DIGITAL LIBRARY
MAKING SENSE OF TEXTS GATHERED WITH CLASSROOM RESPONSE TECHNOLOGY
Norwegian University of Science and Technology (NORWAY)
About this paper:
Appears in: INTED2016 Proceedings
Publication year: 2016
Pages: 2390-2397
ISBN: 978-84-608-5617-7
ISSN: 2340-1079
doi: 10.21125/inted.2016.1504
Conference name: 10th International Technology, Education and Development Conference
Dates: 7-9 March, 2016
Location: Valencia, Spain
Abstract:
Technology is used more and more in the educational settings, a trend that is fueled by the ever increasing ubiquity of mobile devices and access to internet. The classroom experience becomes interactive and engaging for the participants by making use of audience response technology. Response technology allows us to ask a question in the classroom and instantly get back the replies from the students.

In this paper we present our early experiences in crafting meaningful and useful interactive visualisations aimed to be included in the response technology enabled classroom.

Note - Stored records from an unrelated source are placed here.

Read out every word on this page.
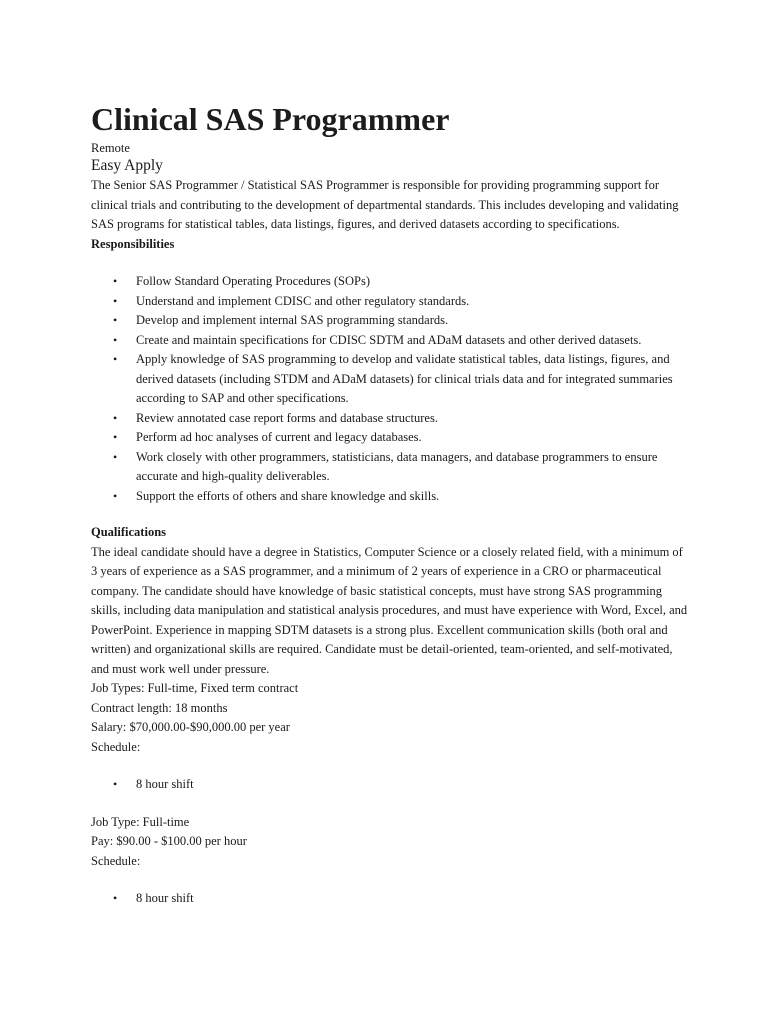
Clinical SAS Programmer
Remote
Easy Apply

The Senior SAS Programmer / Statistical SAS Programmer is responsible for providing programming support for clinical trials and contributing to the development of departmental standards. This includes developing and validating SAS programs for statistical tables, data listings, figures, and derived datasets according to specifications.

Responsibilities
• Follow Standard Operating Procedures (SOPs)
• Understand and implement CDISC and other regulatory standards.
• Develop and implement internal SAS programming standards.
• Create and maintain specifications for CDISC SDTM and ADaM datasets and other derived datasets.
• Apply knowledge of SAS programming to develop and validate statistical tables, data listings, figures, and derived datasets (including STDM and ADaM datasets) for clinical trials data and for integrated summaries according to SAP and other specifications.
• Review annotated case report forms and database structures.
• Perform ad hoc analyses of current and legacy databases.
• Work closely with other programmers, statisticians, data managers, and database programmers to ensure accurate and high-quality deliverables.
• Support the efforts of others and share knowledge and skills.
Qualifications

The ideal candidate should have a degree in Statistics, Computer Science or a closely related field, with a minimum of 3 years of experience as a SAS programmer, and a minimum of 2 years of experience in a CRO or pharmaceutical company. The candidate should have knowledge of basic statistical concepts, must have strong SAS programming skills, including data manipulation and statistical analysis procedures, and must have experience with Word, Excel, and PowerPoint. Experience in mapping SDTM datasets is a strong plus. Excellent communication skills (both oral and written) and organizational skills are required. Candidate must be detail-oriented, team-oriented, and self-motivated, and must work well under pressure.

Job Types: Full-time, Fixed term contract
Contract length: 18 months
Salary: $70,000.00-$90,000.00 per year
Schedule:
• 8 hour shift
Job Type: Full-time
Pay: $90.00 - $100.00 per hour
Schedule:
• 8 hour shift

When we use multiple choice questions, the aggregation and visualisation of the gathered responses can be done through simple charts which provide enough information for the teacher to allow her to give immediate feedback to the students. However, sometimes an important part of the classroom work involves text. This is especially relevant for language learning where there is a plethora of exercises that require free-text responses.

Visualising and aggregating text responses must facilitate teacher ability to give immediate feedback to the class, thus the responses received must be represented in a way that is manageable in a very short time. In designing our visualization we take into account the teacher task and her goal in that particular case. An exercise that calls for just a word would most likely require a different visualisation from another exercise that asks to make sentences from a limited set of words.

Moreover the visualisations should allow various interactions that render them a flexible discussion support with the students. The results could be displayed on the shared screen of a smart-board allowing the teacher to interact upon the visualisation and highlight elements or switch perspectives as needed.
The same set of responses can be represented in multiple ways. In our design and prototypes we strongly consider multi-modal representations.
The paper presents our proposed solutions for visualising and aggregating the text for several use cases.
Keywords:
Response technology, iLike, open text.